CITY HALL — For City Hall planners, it’s time for a toast.
Having worked for more than four years on the Land Use and Circulation Element (LUCE) — a general plan update that will govern development in Santa Monica over the next 25 years — they’re billing the final two workshops on the voluminous document as a time for community members to celebrate the accomplishment, and to “see how your ideas have shaped the vision for the city’s future.”
The first workshop is scheduled for tonight at Lincoln Middle School, with another planned for later this month.
While planners are confident their draft version of the LUCE will move smoothly to the Planning Commission and then to the City Council for final approval this summer, not everyone is ready to raise a glass to the plan.
Comments on the environmental study that accompanied the LUCE from neighborhood groups and organizations like Santa Monicans for Renters’ Rights criticized the plan for being too lenient toward developers and for favoring commercial projects over housing.
Gregg Heacock, a local activist who is leading the effort to re-establish a Mid-City neighborhood group, said concerns about LUCE and the amount of commercial development it would permit remain.

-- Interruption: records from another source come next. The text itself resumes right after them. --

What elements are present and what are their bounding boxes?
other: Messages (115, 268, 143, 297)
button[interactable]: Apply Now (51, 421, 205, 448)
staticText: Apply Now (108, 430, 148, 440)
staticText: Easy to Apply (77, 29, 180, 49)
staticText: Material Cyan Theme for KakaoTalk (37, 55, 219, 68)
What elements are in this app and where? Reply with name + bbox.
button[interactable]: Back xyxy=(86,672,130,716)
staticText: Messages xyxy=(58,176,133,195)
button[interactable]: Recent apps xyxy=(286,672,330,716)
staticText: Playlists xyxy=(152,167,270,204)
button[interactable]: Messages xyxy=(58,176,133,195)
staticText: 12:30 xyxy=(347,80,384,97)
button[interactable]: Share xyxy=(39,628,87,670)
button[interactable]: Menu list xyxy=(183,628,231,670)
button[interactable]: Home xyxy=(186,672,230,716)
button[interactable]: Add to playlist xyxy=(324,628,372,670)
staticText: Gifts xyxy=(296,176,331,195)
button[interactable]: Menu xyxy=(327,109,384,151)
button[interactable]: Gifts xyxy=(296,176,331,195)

He said residents aren’t convinced that development agreements, which typically allow builders to construct extra square footage in exchange for providing “community benefits” like affordable housing and open space, are in their best interest. Development agreements are a key part of City Hall’s oversight of new projects under the LUCE.
“What we’re finding is that the community benefits so far have seemed rather bogus or so slight that they absolutely don’t make up for the problems that are inherent when you add more stories to buildings,” he said.
Even more than the content of LUCE, Heacock said residents are concerned about how — and whether — its rules will be enforced.
City Hall recently admitted it had failed to conduct required annual reviews of development agreements and filed a lawsuit against one developer, CSHV Arboretum LLC, alleging the developer failed to live up to its affordable housing commitments.
City Hall officials have said they are re-vamping their development agreement review process and have pledged to hold developers accountable. No plan to do so has yet come before the City Council, and at least one council member, Kevin McKeown, has said the development agreement review process should be codified in LUCE.
Others, like Zina Josephs, president of the group Friends of Sunset Park, believe the document has failed to address their most important concerns altogether.
The tens of thousands of additional car trips that would result from projects allowed under LUCE, Josephs said, would increase congestion on major north/south streets that cut through her neighborhood.
“We find that unacceptable,” she said.
Neighborhood groups aren’t the only ones who see room for improving the LUCE.
Gwynne Pugh, an architect and planning commissioner, said he believes “the major comprises have been made at this point,” though there are tweaks that he would like to see. Architects feel some building size limits are unduly restrictive and will make it difficult to design high quality projects, he said.
He said the fact that no group is entirely pleased with the draft LUCE is in the nature of the public process planners followed to formulate the document.
“This is really the end of a long process. It’s not like there hasn’t been a lot of input all along the line,” he said.
Planning Director Eileen Fogarty said while the workshops are “a celebration of getting to this point,” they’re also an opportunity for members of the public to have their voices heard. With the document almost finalized, she said it’s still important that the community weigh in on whether planners have appropriately addressed concerns raised during the drawn out process.